Stebbins, Catherine Louisa, 1900-2000 : Catherine Louisa Stebbins, daughter of the Rev. Charles E. and S. Helen Stebbins was born February 23, 1900 in Syracuse, New York. When she was a year and a half old, her parents moved to Illinois, where her father served in several churches. She received her primary and secondary education in Illinois. She began serious study of the piano at an early age and continued through college. During her teens, she performed extensively in concerts and musicals and thaught piano. While in high school she studied under the head of the Piano Department of Rockford College for Women in Rockford, Illinois, she entered Oberlin College, Oberlin, Ohio from which she received a B.A. degree with a major in music, and minors in French and English. For two years after her graduation, she devoted herself to music, playing in concerts and on the radio, and doing much accompanying with artists.
Some years later, she turned to a business career and for a number of years held secretarial positions in Chicago with investment houses and Kiwanis International. Following the death of her parents, she returned to Oberlin College, where she served as executive secretary of Students Loans. However, after several years in that position she decided to move to northern Michigan, where since her childhood, her family had a summer home at Congregational Summer Assembly on Crystal Lake, and she continued her secretarial work in Traverse City and Interlochen fo some time.
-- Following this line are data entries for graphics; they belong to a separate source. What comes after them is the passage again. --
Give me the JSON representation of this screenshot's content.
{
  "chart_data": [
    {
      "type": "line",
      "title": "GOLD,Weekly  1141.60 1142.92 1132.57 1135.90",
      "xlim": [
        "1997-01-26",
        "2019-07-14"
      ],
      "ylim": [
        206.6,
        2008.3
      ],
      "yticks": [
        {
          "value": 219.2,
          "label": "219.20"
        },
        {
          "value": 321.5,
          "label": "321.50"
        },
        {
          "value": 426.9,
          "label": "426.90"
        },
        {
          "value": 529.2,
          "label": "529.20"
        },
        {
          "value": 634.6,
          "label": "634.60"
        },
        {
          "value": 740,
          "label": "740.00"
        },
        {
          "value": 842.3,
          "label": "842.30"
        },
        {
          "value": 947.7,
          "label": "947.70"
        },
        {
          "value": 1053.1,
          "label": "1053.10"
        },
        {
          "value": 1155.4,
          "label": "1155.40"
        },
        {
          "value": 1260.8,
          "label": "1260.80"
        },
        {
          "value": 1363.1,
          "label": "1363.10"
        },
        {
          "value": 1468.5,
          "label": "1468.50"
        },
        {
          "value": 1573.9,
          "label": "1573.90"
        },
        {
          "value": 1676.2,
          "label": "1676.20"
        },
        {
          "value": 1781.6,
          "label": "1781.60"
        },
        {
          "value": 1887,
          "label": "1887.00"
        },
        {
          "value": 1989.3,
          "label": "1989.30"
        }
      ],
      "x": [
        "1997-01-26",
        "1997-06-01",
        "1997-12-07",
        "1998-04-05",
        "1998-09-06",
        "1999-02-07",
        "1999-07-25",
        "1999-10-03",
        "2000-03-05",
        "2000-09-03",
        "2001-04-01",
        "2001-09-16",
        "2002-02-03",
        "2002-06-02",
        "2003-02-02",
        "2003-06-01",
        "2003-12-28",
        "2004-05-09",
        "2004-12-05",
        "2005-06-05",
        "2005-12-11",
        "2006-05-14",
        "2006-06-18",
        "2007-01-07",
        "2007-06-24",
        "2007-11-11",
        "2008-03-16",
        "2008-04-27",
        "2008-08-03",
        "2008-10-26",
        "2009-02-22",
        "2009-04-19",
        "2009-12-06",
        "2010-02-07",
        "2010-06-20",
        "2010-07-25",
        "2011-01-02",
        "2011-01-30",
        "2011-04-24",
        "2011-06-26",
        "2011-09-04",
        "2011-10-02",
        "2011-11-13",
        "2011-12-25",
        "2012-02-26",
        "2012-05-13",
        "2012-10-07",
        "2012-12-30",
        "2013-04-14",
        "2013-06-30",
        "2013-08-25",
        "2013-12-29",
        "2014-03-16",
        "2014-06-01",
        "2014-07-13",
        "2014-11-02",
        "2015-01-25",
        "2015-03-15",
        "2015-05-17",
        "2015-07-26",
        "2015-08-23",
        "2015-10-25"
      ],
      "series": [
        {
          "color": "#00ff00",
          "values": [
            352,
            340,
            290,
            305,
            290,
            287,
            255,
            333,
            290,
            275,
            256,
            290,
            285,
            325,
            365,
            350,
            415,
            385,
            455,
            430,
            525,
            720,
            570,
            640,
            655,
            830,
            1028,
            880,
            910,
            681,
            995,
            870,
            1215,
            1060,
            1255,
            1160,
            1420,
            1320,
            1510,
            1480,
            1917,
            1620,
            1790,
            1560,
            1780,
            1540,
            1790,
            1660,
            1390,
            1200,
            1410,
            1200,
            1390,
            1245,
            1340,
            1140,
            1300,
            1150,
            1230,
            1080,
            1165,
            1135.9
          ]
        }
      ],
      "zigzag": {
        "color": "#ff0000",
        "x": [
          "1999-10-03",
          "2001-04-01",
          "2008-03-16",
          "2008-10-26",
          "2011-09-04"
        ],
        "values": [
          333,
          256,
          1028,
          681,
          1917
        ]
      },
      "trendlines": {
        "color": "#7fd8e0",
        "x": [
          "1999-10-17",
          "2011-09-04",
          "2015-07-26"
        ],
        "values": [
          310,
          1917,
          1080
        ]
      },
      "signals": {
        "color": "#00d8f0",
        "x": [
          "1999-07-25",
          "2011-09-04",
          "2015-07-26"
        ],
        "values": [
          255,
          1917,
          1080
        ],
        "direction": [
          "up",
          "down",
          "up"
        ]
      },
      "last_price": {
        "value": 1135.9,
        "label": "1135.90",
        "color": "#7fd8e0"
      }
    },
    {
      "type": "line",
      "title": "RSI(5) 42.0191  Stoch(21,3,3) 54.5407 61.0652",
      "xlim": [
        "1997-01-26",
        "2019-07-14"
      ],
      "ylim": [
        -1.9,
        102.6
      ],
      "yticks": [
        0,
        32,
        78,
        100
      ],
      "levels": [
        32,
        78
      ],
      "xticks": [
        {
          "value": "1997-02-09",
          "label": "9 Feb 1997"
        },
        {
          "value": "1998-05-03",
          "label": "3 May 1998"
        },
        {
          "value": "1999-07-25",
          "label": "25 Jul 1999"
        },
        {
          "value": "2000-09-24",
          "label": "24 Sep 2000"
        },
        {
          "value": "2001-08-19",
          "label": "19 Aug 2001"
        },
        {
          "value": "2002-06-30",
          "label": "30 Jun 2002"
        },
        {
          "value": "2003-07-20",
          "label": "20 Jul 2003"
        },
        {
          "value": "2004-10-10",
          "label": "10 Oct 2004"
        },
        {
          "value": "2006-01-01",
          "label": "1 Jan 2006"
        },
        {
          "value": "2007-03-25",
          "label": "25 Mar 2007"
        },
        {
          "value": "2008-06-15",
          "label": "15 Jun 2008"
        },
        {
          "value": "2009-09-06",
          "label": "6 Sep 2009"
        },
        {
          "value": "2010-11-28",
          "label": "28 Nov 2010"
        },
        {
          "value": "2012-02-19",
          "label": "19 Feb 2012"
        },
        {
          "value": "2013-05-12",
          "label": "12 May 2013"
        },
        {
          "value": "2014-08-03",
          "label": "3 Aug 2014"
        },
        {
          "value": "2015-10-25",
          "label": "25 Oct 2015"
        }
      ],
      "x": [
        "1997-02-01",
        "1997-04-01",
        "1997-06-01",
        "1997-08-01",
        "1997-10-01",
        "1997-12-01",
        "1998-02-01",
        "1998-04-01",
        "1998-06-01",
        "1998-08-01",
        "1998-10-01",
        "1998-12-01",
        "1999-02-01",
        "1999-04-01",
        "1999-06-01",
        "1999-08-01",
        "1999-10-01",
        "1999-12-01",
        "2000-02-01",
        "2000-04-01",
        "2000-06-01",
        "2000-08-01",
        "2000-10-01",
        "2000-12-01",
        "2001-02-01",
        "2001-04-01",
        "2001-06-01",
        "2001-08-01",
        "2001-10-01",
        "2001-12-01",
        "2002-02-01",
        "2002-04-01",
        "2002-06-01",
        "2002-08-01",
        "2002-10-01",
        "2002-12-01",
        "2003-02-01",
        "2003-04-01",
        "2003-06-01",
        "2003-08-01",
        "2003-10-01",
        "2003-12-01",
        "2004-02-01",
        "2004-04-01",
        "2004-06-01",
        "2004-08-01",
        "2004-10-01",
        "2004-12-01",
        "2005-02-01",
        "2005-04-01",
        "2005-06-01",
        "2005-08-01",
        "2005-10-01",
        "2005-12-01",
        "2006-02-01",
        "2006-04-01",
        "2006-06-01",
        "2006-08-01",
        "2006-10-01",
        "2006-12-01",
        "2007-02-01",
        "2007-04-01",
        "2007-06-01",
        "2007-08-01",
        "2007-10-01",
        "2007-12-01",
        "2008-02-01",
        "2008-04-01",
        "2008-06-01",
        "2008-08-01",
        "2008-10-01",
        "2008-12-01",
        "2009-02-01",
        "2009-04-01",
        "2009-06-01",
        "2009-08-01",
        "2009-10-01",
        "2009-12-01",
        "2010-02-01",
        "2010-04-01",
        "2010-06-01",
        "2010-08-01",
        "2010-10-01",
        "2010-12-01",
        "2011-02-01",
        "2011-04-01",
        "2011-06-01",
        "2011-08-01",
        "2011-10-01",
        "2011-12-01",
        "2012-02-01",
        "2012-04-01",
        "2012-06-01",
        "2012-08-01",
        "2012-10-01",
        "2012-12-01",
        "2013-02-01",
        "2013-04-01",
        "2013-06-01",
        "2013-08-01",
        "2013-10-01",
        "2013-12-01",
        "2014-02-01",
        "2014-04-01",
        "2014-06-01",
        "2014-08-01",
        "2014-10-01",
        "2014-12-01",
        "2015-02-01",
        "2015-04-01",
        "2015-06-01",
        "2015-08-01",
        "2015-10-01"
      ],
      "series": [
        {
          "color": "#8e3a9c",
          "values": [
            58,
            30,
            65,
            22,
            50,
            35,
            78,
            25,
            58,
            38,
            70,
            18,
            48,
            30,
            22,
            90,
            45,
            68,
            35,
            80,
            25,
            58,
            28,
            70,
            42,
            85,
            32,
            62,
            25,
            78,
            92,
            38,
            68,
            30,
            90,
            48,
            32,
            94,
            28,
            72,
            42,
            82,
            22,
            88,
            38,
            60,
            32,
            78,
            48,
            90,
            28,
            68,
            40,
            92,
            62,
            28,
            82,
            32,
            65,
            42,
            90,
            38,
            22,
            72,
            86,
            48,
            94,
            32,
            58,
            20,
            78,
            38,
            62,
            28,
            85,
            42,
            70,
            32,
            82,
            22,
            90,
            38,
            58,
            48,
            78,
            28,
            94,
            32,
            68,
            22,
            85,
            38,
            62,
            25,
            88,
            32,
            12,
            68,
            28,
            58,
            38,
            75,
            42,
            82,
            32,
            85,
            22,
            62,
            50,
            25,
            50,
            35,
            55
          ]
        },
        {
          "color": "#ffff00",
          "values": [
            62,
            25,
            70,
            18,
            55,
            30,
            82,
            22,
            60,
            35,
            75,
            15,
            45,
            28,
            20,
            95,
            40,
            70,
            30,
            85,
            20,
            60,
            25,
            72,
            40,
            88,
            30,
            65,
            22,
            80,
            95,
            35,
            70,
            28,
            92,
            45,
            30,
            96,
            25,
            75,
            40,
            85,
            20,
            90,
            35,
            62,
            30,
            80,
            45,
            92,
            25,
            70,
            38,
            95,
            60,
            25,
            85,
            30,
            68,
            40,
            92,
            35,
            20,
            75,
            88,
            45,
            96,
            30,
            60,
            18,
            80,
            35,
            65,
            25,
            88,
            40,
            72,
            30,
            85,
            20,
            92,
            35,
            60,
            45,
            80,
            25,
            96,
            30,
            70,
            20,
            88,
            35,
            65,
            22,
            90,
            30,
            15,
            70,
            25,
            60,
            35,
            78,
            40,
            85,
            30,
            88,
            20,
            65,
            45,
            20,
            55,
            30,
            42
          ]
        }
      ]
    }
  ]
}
She finaly abandoned business to became historical researcher and writer. She specialized in colonial period of New England and New France, and she devoted the rest of her life to intensive, in-depth research and writing of this period. She discovered primary records that threw fresh light on number of subjects. Miss Stebbins major writings are "Massacre at Deerfield" and a biography of "Jacques Denoyon" a very important French Canadian explorer. She also is the author of "Here I Shall Finish my Voyage, The Marquette Death Site", "History of Site of Father Marquette's Death at the Betsie River" The Marquette Death Site: Frankfort vs. Ludington", "Marquette: his Second Voyage and Last Day", "Pere Jacques Marquette's Chalice" and "Missilimakinak and Mission Saint-Ignace". As official Historian/Archivist of the Congregational Summer Assembly, she also collected, mounted and captioned a very large and impressive pictorial history of the organization. Catherine Louisa Stebbins died at The Maples, in Frankfort, Michigan, November 24, 2000.